We first tested the factor structure of ITQ in our sample. The correlated six-factor first-order model (model 1) and the two-factor second-order model (model 2; see Fig. 1) were tested using confirmatory factor analysis (CFA). The CFA analyses were performed in Mplus 8.3 [22]. We evaluated the model fit using the following fit indices: chi-squared test, the comparative fit index (CFI) [23], the Tucker‒Lewis index (TLI) [24], and the root mean square error of approximation (RMSEA) [25]. CFI and TLI values ≥ 0.95 reflect excellent model fit; RMSEA values ≤ 0.08 and ≤ 0.06 reflect acceptable and excellent model fit, respectively. The change in the RMSEA value (ΔRMSEA) was used to compare the two CFA models, and a ΔRMSEA value of ≥ 0.015 suggests a meaningful difference in model fit [26].

Correlated six-factor first-order model (a) and two-factor second-order model (b). Notes: Re = re-experiencing; Av = avoidance; Th = sense of threat; AD = affective dysregulation; NSC = negative self-concept; DR = disturbed Relationships; Re1: nightmares; Re2: flashbacks; Av1: internal avoidance; Av2: external avoidance; Th1: hypervigilance; Th2: exaggerated startle response; AD1: long-term upset; AD2: emotional numbing; NSC1: feelings of failure; NSC2: feelings of worthlessness; DR1: feeling distant or cut off from others; DR2: difficulties feeling close to others

A statistical procedure described by Epskamp and Fried was conducted to identify the overall network of ICD-11 CPTSD symptoms [27]. All analyses were performed using R 4.1.2 and visualized with the R package qgraph [28]. Because previous studies found that CPTSD is more likely associated with repeated trauma and poly-traumatized exposure [13], we first performed network analysis in all samples with trauma history and then in people who experienced 2 or more trauma types. Finally, we compared the results of network analysis in two samples.

The partial correlation network was used to prescribe the association parameters between all nodes according to Gaussian graphical models (GGMs). Sixty-six pairwise associated parameters between a total of 12 symptom nodes were estimated using the least absolute shrinkage and selection operator (LASSO) [29].

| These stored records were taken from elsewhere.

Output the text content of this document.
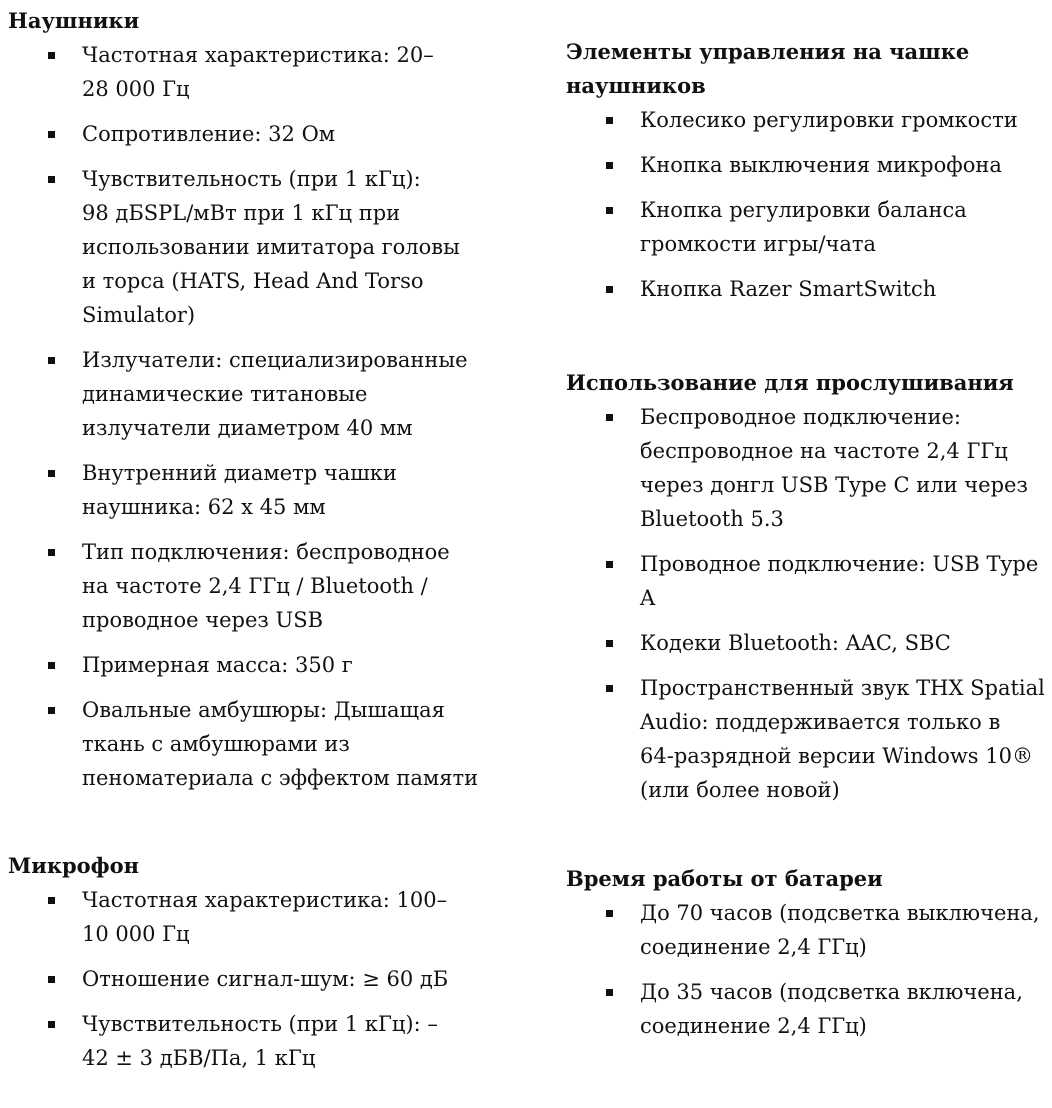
Наушники
Частотная характеристика: 20–
28 000 Гц
Сопротивление: 32 Ом
Чувствительность (при 1 кГц):
98 дБSPL/мВт при 1 кГц при
использовании имитатора головы
и торса (HATS, Head And Torso
Simulator)
Излучатели: специализированные
динамические титановые
излучатели диаметром 40 мм
Внутренний диаметр чашки
наушника: 62 x 45 мм
Тип подключения: беспроводное
на частоте 2,4 ГГц / Bluetooth /
проводное через USB
Примерная масса: 350 г
Овальные амбушюры: Дышащая
ткань с амбушюрами из
пеноматериала с эффектом памяти
Микрофон
Частотная характеристика: 100–
10 000 Гц
Отношение сигнал-шум: ≥ 60 дБ
Чувствительность (при 1 кГц): –
42 ± 3 дБВ/Па, 1 кГц
Элементы управления на чашке
наушников
Колесико регулировки громкости
Кнопка выключения микрофона
Кнопка регулировки баланса
громкости игры/чата
Кнопка Razer SmartSwitch
Использование для прослушивания
Беспроводное подключение:
беспроводное на частоте 2,4 ГГц
через донгл USB Type C или через
Bluetooth 5.3
Проводное подключение: USB Type
A
Кодеки Bluetooth: AAC, SBC
Пространственный звук THX Spatial
Audio: поддерживается только в
64-разрядной версии Windows 10®
(или более новой)
Время работы от батареи
До 70 часов (подсветка выключена,
соединение 2,4 ГГц)
До 35 часов (подсветка включена,
соединение 2,4 ГГц)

Centrality estimation was made for every symptom in the network, consisting of two categories of indices: strength centrality and bridge strength. Strength centrality, the most common and stable centrality metric [30], refers to the weighted sum of all edges connected to a particular node [31]. It was analyzed to predict the most connected node in a network. Bridge strength indicates a node’s total connectivity with other disorders or other clusters in the same disorder [12]. It was obtained for the two distinct subgroups of CPTSD (PTSD and DSO).

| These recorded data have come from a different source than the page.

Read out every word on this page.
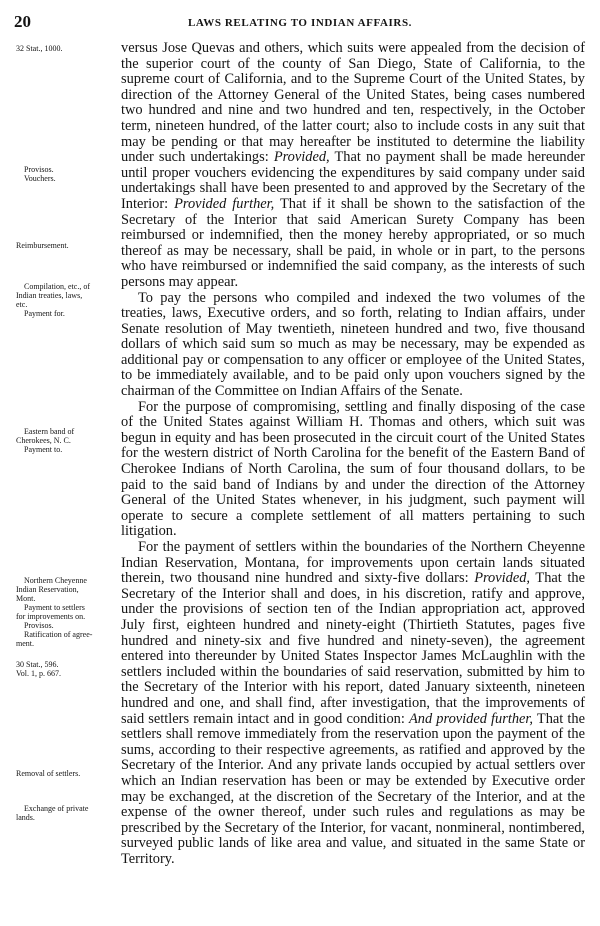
20	LAWS RELATING TO INDIAN AFFAIRS.

32 Stat., 1000.

Provisos.
Vouchers.

Reimbursement.

Compilation, etc., of
Indian treaties, laws,
etc.
Payment for.

Eastern band of
Cherokees, N. C.
Payment to.

Northern Cheyenne
Indian Reservation,
Mont.
Payment to settlers
for improvements on.
Provisos.
Ratification of agree-
ment.

30 Stat., 596.
Vol. 1, p. 667.

Removal of settlers.

Exchange of private
lands.

versus Jose Quevas and others, which suits were appealed from the decision of the superior court of the county of San Diego, State of California, to the supreme court of California, and to the Supreme Court of the United States, by direction of the Attorney General of the United States, being cases numbered two hundred and nine and two hundred and ten, respectively, in the October term, nineteen hundred, of the latter court; also to include costs in any suit that may be pending or that may hereafter be instituted to determine the liability under such undertakings: Provided, That no payment shall be made hereunder until proper vouchers evidencing the expenditures by said company under said undertakings shall have been presented to and approved by the Secretary of the Interior: Provided further, That if it shall be shown to the satisfaction of the Secretary of the Interior that said American Surety Company has been reimbursed or indemnified, then the money hereby appropriated, or so much thereof as may be necessary, shall be paid, in whole or in part, to the persons who have reimbursed or indemnified the said company, as the interests of such persons may appear.

To pay the persons who compiled and indexed the two volumes of the treaties, laws, Executive orders, and so forth, relating to Indian affairs, under Senate resolution of May twentieth, nineteen hundred and two, five thousand dollars of which said sum so much as may be necessary, may be expended as additional pay or compensation to any officer or employee of the United States, to be immediately available, and to be paid only upon vouchers signed by the chairman of the Committee on Indian Affairs of the Senate.

For the purpose of compromising, settling and finally disposing of the case of the United States against William H. Thomas and others, which suit was begun in equity and has been prosecuted in the circuit court of the United States for the western district of North Carolina for the benefit of the Eastern Band of Cherokee Indians of North Carolina, the sum of four thousand dollars, to be paid to the said band of Indians by and under the direction of the Attorney General of the United States whenever, in his judgment, such payment will operate to secure a complete settlement of all matters pertaining to such litigation.

For the payment of settlers within the boundaries of the Northern Cheyenne Indian Reservation, Montana, for improvements upon certain lands situated therein, two thousand nine hundred and sixty-five dollars: Provided, That the Secretary of the Interior shall and does, in his discretion, ratify and approve, under the provisions of section ten of the Indian appropriation act, approved July first, eighteen hundred and ninety-eight (Thirtieth Statutes, pages five hundred and ninety-six and five hundred and ninety-seven), the agreement entered into thereunder by United States Inspector James McLaughlin with the settlers included within the boundaries of said reservation, submitted by him to the Secretary of the Interior with his report, dated January sixteenth, nineteen hundred and one, and shall find, after investigation, that the improvements of said settlers remain intact and in good condition: And provided further, That the settlers shall remove immediately from the reservation upon the payment of the sums, according to their respective agreements, as ratified and approved by the Secretary of the Interior. And any private lands occupied by actual settlers over which an Indian reservation has been or may be extended by Executive order may be exchanged, at the discretion of the Secretary of the Interior, and at the expense of the owner thereof, under such rules and regulations as may be prescribed by the Secretary of the Interior, for vacant, nonmineral, nontimbered, surveyed public lands of like area and value, and situated in the same State or Territory.
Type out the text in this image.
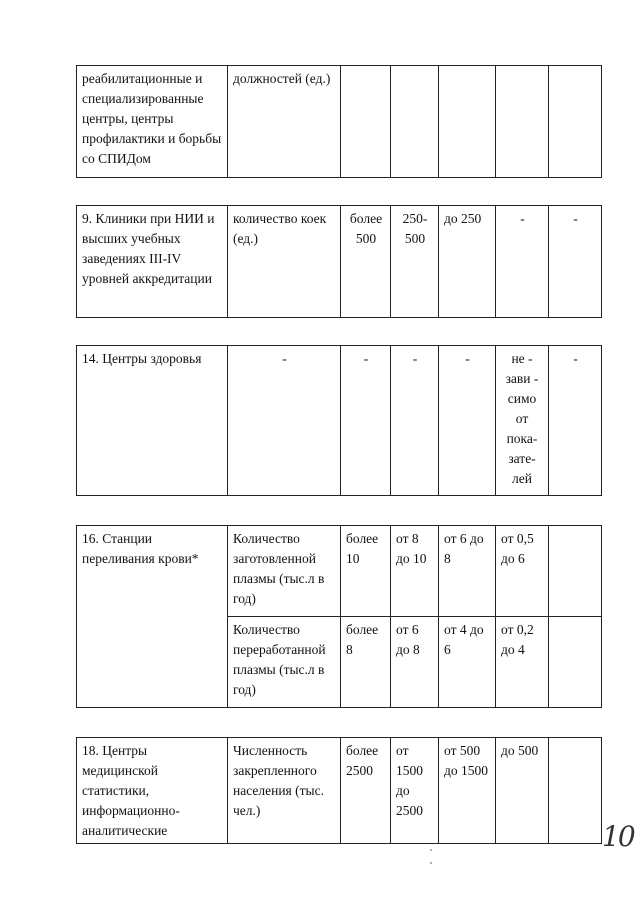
реабилитационные и специализированные центры, центры профилактики и борьбы со СПИДом	должностей (ед.)					
9. Клиники при НИИ и высших учебных заведениях III-IV уровней аккредитации	количество коек (ед.)	более 500	250-500	до 250	-	-
14. Центры здоровья	-	-	-	-	не - зави - симо от пока- зате- лей	-
16. Станции переливания крови*	Количество заготовленной плазмы (тыс.л в год)	более 10	от 8 до 10	от 6 до 8	от 0,5 до 6	
	Количество переработанной плазмы (тыс.л в год)	более 8	от 6 до 8	от 4 до 6	от 0,2 до 4	
18. Центры медицинской статистики, информационно-аналитические	Численность закрепленного населения (тыс. чел.)	более 2500	от 1500 до 2500	от 500 до 1500	до 500	
10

Robustness analyses were performed by the R package bootnet [32]. To account for the edge weight accuracy, we used the R package bootnet to bootstrap the 95% confidence intervals (CIs) around the edge weights (bootstrapped samples = 1000). Fewer overlaps among those CIs indicate higher accuracy. Centrality stability was estimated by case-dropping bootstraps, which extracted subsets from the original data, calculated node centrality based on the subsets, and correlated the ranking results of subset centrality with that of the total sample. The correlation-stability coefficients (CS coefficients) were used as an outcome measure. When it is above 0.50, it indicates that the stability is strong [33]. The edge weight difference test and centrality difference test were also estimated.

A Bayesian network was explored, with accessible causal interpretations of relationships between nodes [11]. We used the hill-climbing algorithm [34] provided in the R package bnlearn [35] to evaluate the directed edges (i.e., arrows) among symptoms, with all variables placed in a putative causal cascade, where upstream variables constitute the cause of downstream variables. The modeling process randomly added, subtracted and reversed the direction of edges while gradually optimizing the Bayesian information criterion (BIC) at the same time. For the stability of the Bayesian network, multiple bootstrapping samples were drawn, and their averaged results were used as the final network [36]. The Bayesian network was visualized in the form of a directed acyclic graph (DAG), and the source nodes or the upstream nodes revealed the most noteworthy symptoms in the Bayesian network.